De acordo com dados da Secretaria Nacional de Segurança Pública (Senasp), foram registrados mais de 82 mil casos de pessoas desaparecidas em 2023. No primeiro semestre deste ano, a média foi de 200 notificações por dia. Segundo o coordenador-geral de Políticas de Prevenção à Violência e à Criminalidade da Senasp, Leandro Arbogast da Cunha, 63% dos desaparecidos são localizados.
Durante a audiência pública, Arbogast fez referência a uma ferramenta bem-sucedida na busca por pessoas desaparecidas com o auxílio de redes sociais. É o Alerta Amber, que funciona como projeto piloto no Distrito Federal e 12 estados do país.
— Quando desaparece a criança ou o adolescente, é feito um alerta nosfeedsdo Facebook e do Instagram que vai para um raio de 160 quilômetros do local do desaparecimento.
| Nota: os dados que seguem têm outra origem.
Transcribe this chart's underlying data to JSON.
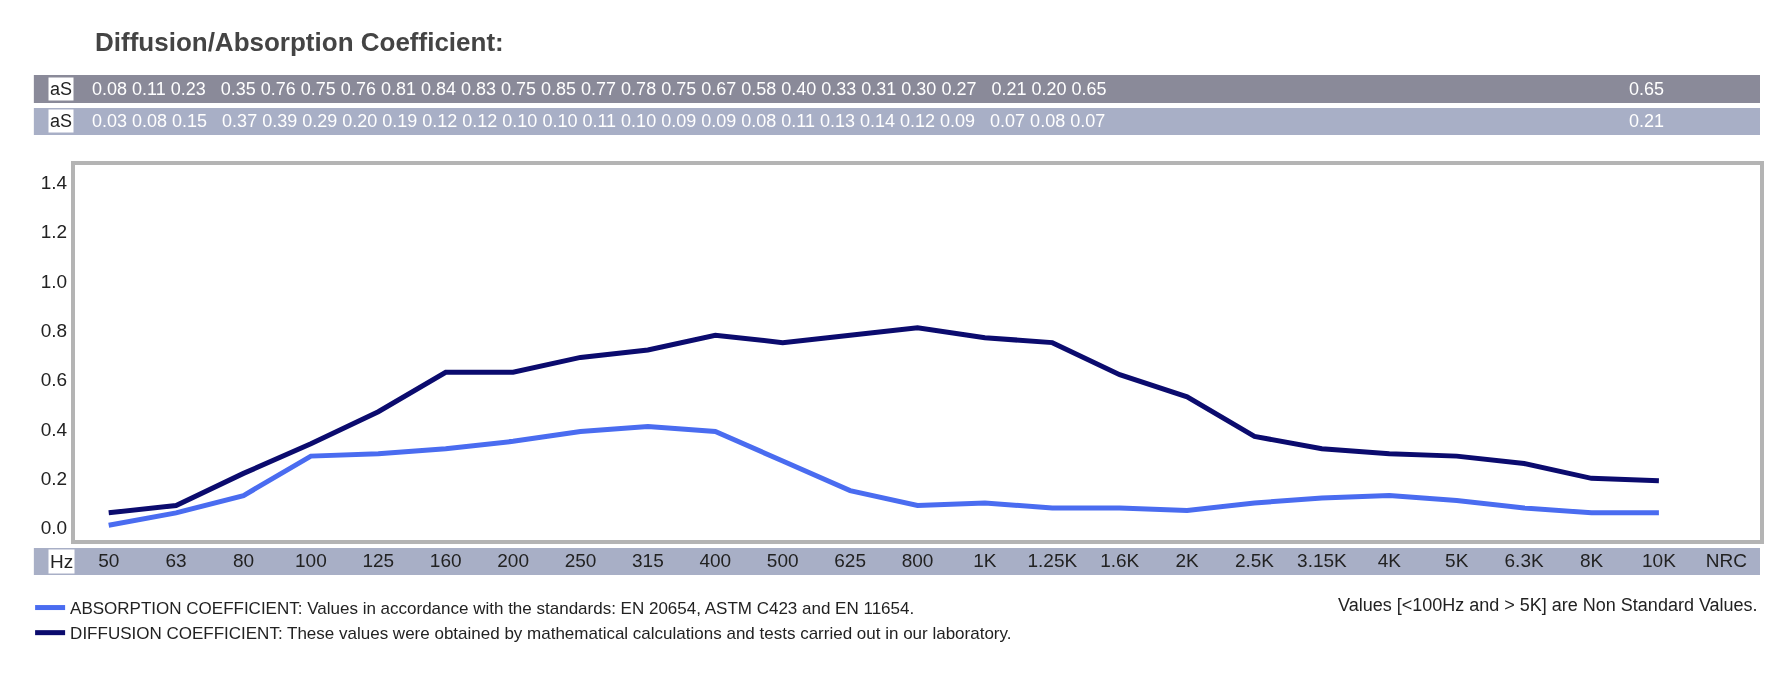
{
  "chart_data": {
    "type": "line",
    "title": "Diffusion/Absorption Coefficient:",
    "xlabel": "Hz",
    "categories": [
      "50",
      "63",
      "80",
      "100",
      "125",
      "160",
      "200",
      "250",
      "315",
      "400",
      "500",
      "625",
      "800",
      "1K",
      "1.25K",
      "1.6K",
      "2K",
      "2.5K",
      "3.15K",
      "4K",
      "5K",
      "6.3K",
      "8K",
      "10K",
      "NRC"
    ],
    "series": [
      {
        "name": "ABSORPTION COEFFICIENT: Values in accordance with the standards: EN 20654, ASTM C423 and EN 11654.",
        "color": "#4a6cf0",
        "values": [
          0.01,
          0.06,
          0.13,
          0.29,
          0.3,
          0.32,
          0.35,
          0.39,
          0.41,
          0.39,
          0.27,
          0.15,
          0.09,
          0.1,
          0.08,
          0.08,
          0.07,
          0.1,
          0.12,
          0.13,
          0.11,
          0.08,
          0.06,
          0.06,
          null
        ]
      },
      {
        "name": "DIFFUSION COEFFICIENT: These values were obtained by mathematical calculations and tests carried out in our laboratory.",
        "color": "#0b0b6e",
        "values": [
          0.06,
          0.09,
          0.22,
          0.34,
          0.47,
          0.63,
          0.63,
          0.69,
          0.72,
          0.78,
          0.75,
          0.78,
          0.81,
          0.77,
          0.75,
          0.62,
          0.53,
          0.37,
          0.32,
          0.3,
          0.29,
          0.26,
          0.2,
          0.19,
          null
        ]
      }
    ],
    "ylim": [
      -0.05,
      1.47
    ],
    "yticks": [
      {
        "value": 0,
        "label": "0.0"
      },
      0.2,
      0.4,
      0.6,
      0.8,
      {
        "value": 1,
        "label": "1.0"
      },
      1.2,
      1.4
    ],
    "legend": "bottom left",
    "marker": "none",
    "line_style": "solid",
    "annotations": [
      "aS",
      "0.08 0.11 0.23   0.35 0.76 0.75 0.76 0.81 0.84 0.83 0.75 0.85 0.77 0.78 0.75 0.67 0.58 0.40 0.33 0.31 0.30 0.27   0.21 0.20 0.65",
      "0.65",
      "aS",
      "0.03 0.08 0.15   0.37 0.39 0.29 0.20 0.19 0.12 0.12 0.10 0.10 0.11 0.10 0.09 0.09 0.08 0.11 0.13 0.14 0.12 0.09   0.07 0.08 0.07",
      "0.21",
      "Values [<100Hz and > 5K] are Non Standard Values."
    ]
  }
}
Até o momento houve 44 pedidos de inserção. Desses, 25 emissões foram feitas, e 18 crianças e adolescentes foram localizados — informou.
Outra experiência de integração é o Sistema Nacional de Localização e Identificação de Desaparecidos (Sinalid), desenvolvido pelo Conselho Nacional dos Procuradores-Gerais do Ministério Público dos Estados e da União (CNPG). A promotora de Justiça Roberta Rosa Ribeiro, representante do CNPG, disse que a iniciativa já compartilhou mais de 100 mil registros sobre desaparecimentos com mais de 2,5 mil órgãos públicos do país.
— A integração vem acontecendo a partir de determinados atores. Nem sempre atores centrais da política nacional, mas a partir, às vezes, de esferas locais. A gente vem conseguindo cooptar atores e indivíduos que estão trabalhando e agregando nessa rede do bem. A gente não tem a pretensão de ser um cadastro nacional. Mas vem, sim, sendo um repositório de informações — afirmou.
Uma terceira iniciativa exposta durante a audiência pública é desenvolvida pelo Ministério dos Direitos Humanos e da Cidadania. A secretária nacional de Promoção e Defesa dos Direitos Humanos da pasta, Bruna Martins Costa, anunciou a formalização de um convênio com a Universidade de Brasília (UnB) para identificar o perfil dos desaparecidos no país.
— Pela natureza diversa das formas de desaparecimentos que se tem no Brasil, a gente vê a complexidade que é produzir e sistematizar dados sobre pessoas desaparecidas. Para uma boa política pública, os dados ajudam muito a entender qual o perfil e quais são as necessidades desse público — explicou.